What the Part D inflationary rebate does is very simple.
After launching, if a drug-manufacturer chooses to raise its price above the rate of inflation, it has to return the difference for the drugs paid by Medicare.
This policy limits government-subsidies to provide predictability for the Medicare program and protection for the American tax-payer.
That’s all.
Any subsidies that pharmaceutical companies would have received from an exorbitant raise in price is returned to Americans, not to line pharma’s pockets.
The inflation-rebate incentivizes companies to stabilize their pricing and the tax-payers’ money is used more prudently and efficiently.
CATO, one of the nation’s leading libertarian and free-market organizations, praised the bill for its significant cost-savings for tax-payers.
Does anyone really think a libertarian organization would endorse price-controls?
In its analysis, CATO said the bill “would not impose price-controls” and “would reduce wasteful Medicare spending.”
CATO also acknowledged that these “common-sense tweaks to a bloated entitlement program are encountering strong opposition…mostly from those who would not make quite as much money off the tax-payers.”
We all know that Medicare’s finances are worsening.
The program is projected to become insolvent within the next six years if we continue on the same path.
The Grassley-Wyden bill will ensure that the federal government is using Medicare’s budget to pay for life-saving treatments in a fiscally-responsible manner.
This goal is not without precedent.
Throughout the American health-care system, the government has at one time or another set up different ways to constrain high and rising costs.
For example, states are not allowed to pay Medicaid providers at a rate that is higher than Medicare.
Another example is in the Medicare program.
Medicare Part A pays for the operating costs associated with acute inpatient-care using the inpatient prospective-payment system, or the IPPS.
Congress enacted the IPPS to constrain the growth of Medicare’s inpatient hospital payments by providing incentives for these facilities to provide care more efficiently.
Congress also requires that the concept of “budget neutrality” be applied to a number of Medicare payment systems, including provider payments.
If one provider gets an increase, another provider is reduced.
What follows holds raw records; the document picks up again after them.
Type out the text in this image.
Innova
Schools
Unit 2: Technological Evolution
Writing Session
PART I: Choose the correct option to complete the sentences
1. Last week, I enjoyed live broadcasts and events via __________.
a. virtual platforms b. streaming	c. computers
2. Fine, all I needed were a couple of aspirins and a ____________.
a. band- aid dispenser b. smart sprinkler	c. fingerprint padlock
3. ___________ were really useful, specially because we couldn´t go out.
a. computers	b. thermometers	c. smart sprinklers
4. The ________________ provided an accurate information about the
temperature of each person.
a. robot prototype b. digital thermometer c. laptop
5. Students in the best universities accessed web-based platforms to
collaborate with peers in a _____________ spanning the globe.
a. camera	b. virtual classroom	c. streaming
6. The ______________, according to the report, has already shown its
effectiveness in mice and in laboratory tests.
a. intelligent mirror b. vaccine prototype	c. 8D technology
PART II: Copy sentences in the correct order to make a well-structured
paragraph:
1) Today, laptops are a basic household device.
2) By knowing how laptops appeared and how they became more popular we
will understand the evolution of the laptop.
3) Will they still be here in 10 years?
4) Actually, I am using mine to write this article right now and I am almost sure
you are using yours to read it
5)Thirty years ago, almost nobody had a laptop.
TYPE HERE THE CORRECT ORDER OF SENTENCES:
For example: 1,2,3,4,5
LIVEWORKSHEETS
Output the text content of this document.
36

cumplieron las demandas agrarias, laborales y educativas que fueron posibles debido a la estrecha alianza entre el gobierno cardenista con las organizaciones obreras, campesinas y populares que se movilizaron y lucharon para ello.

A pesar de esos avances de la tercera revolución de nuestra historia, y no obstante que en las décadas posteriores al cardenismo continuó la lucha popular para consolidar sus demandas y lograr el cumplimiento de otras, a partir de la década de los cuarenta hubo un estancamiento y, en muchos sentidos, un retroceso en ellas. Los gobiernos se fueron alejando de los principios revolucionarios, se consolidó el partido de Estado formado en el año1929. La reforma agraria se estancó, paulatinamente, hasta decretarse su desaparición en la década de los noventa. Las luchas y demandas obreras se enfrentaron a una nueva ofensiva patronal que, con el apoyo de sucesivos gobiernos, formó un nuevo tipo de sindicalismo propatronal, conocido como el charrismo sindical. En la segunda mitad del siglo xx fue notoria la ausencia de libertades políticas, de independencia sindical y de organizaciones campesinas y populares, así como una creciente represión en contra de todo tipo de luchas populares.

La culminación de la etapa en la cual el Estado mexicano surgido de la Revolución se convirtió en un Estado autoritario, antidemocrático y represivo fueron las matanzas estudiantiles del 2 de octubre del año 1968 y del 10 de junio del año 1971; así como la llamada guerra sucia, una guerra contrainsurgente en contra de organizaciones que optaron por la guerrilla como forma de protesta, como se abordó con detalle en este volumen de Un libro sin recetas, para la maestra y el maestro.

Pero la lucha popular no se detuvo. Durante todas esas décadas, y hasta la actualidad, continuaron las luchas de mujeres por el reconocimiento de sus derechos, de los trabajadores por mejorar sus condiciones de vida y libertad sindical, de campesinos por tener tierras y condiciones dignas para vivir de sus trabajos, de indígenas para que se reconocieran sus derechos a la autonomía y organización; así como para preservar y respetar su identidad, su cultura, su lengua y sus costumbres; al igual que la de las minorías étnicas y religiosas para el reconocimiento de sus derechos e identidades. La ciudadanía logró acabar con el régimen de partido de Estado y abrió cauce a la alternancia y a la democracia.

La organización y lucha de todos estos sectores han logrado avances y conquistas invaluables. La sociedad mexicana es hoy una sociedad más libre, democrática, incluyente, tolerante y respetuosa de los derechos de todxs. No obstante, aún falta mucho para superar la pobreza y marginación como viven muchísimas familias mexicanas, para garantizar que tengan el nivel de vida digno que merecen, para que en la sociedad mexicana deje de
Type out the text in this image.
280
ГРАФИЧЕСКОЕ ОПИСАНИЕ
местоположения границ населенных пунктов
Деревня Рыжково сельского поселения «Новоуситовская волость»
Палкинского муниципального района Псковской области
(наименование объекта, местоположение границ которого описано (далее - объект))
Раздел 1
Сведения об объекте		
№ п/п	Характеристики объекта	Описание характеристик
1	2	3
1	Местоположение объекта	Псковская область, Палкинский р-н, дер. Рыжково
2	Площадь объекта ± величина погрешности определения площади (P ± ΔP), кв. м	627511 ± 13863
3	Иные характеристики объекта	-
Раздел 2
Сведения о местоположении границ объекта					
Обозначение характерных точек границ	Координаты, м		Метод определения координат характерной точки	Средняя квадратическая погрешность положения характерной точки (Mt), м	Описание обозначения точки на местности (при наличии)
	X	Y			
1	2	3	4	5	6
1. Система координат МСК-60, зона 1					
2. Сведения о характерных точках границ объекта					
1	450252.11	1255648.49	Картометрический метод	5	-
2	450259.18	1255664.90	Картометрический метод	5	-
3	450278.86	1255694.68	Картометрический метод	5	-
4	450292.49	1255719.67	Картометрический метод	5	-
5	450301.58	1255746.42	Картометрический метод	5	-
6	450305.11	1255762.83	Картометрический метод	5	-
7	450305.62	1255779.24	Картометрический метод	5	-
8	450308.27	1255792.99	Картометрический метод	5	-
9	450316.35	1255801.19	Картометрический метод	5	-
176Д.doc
Finally, the Center for Medicare and Medicaid Innovation within CMS, is required by statute to enforce financial controls on total Medicare spending.
The Center can only test different ways to pay for services in Medicare or Medicaid if they are expected to lower costs while maintaining quality.
This idea of using tax-payer dollars responsibly and in a targeted manner exists in many facets of the American health-care system.
My point is, while some call the inflationary rebate in Part D a price-control, I urge you to consider how Congress is using measures to contain costs currently.
After all, it is not what hospitals, doctors, or pharmaceutical companies may charge, it is about what the American tax-payer will pay for services.
That’s not a price-control.
At the markup for my prescription-drug bill, the director of the independent Congressional Budget Office even agreed with me.
I could continue giving examples of budgetary tools in the toolbox that Congress uses in an attempt to be fiscally-responsible in Medicare and Medicaid.
And I could also continue to provide examples of outrageous drug-costs.
But the bottom line is that The Prescription Drug Pricing Reduction Act of 2019 is a win for Americans across the board.
Seniors will pay less out of pocket, tax-payers will know their money is being used appropriately, and drug-manufacturers will continue to be able to innovate.
This is what Ranking Member Wyden and I strove to achieve since the beginning, and I urge all my colleagues to support this legislation.